Published by the American Society of Agricultural and Biological Engineers, St. Joseph, Michigan

Citation:  Journal of Agricultural Safety and Health. 11(2): 175-184. (doi: 10.13031/2013.18184) @2005
Authors:   L. Day, J. Langley, D. Voaklander, M. Sim, R. Wolfe, J. Dosman, L. Hagel, J. Ozanne-Smith
Keywords:   Agricultural injuries, Bias, Case control, Recruitment, Risk factors

We report on our strategies to minimize bias in the FIRM study, a prospective case-control study of risk factors for serious farmwork-related injury. The study base is adult males working on farms in the catchment regions of 14 larger regional hospitals in one Australian state. Cases are identified on presentation to the emergency departments, while age-matched controls are recruited via random telephone survey. Eligibility criteria for cases include a maximum abbreviated injury severity score of at least 2, to minimize the potential for selection bias against those with less severe injuries treated outside the hospital system. An audit at one hospital showed that 93% of eligible patients identified in the electronic surveillance system had been approached regarding participation. Results to date show that 38% of those approached decline to have their contact details made available to researchers. Those who decline are asked to complete two key questions to enable comparison with those who participate.

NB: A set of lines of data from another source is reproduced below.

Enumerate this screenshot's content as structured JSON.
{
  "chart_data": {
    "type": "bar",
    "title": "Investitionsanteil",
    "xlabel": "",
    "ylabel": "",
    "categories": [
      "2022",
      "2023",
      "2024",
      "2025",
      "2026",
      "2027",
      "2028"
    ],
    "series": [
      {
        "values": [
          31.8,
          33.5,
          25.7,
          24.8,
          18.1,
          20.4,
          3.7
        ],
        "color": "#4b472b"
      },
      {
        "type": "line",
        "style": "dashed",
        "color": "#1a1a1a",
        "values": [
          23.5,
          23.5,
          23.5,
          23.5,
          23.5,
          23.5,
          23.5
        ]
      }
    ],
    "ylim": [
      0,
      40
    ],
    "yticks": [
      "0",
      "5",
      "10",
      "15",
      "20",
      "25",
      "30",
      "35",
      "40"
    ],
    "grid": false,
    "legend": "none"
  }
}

Control recruitment relies on telephoning regional households until an individual from the study base, satisfying the matching criteria, is identified. This process minimizes the potential for selecting against farm workers who may live off-farm. Ninety-four percent of age-matched eligible controls have participated to date. We are testing a dynamic pool of individuals identified as study base members but not matched on the first call to determine its effect on the probabilities of selection. Our strategies appear to be minimizing detection, selection, and response bias, thereby enhancing the validity of the study results.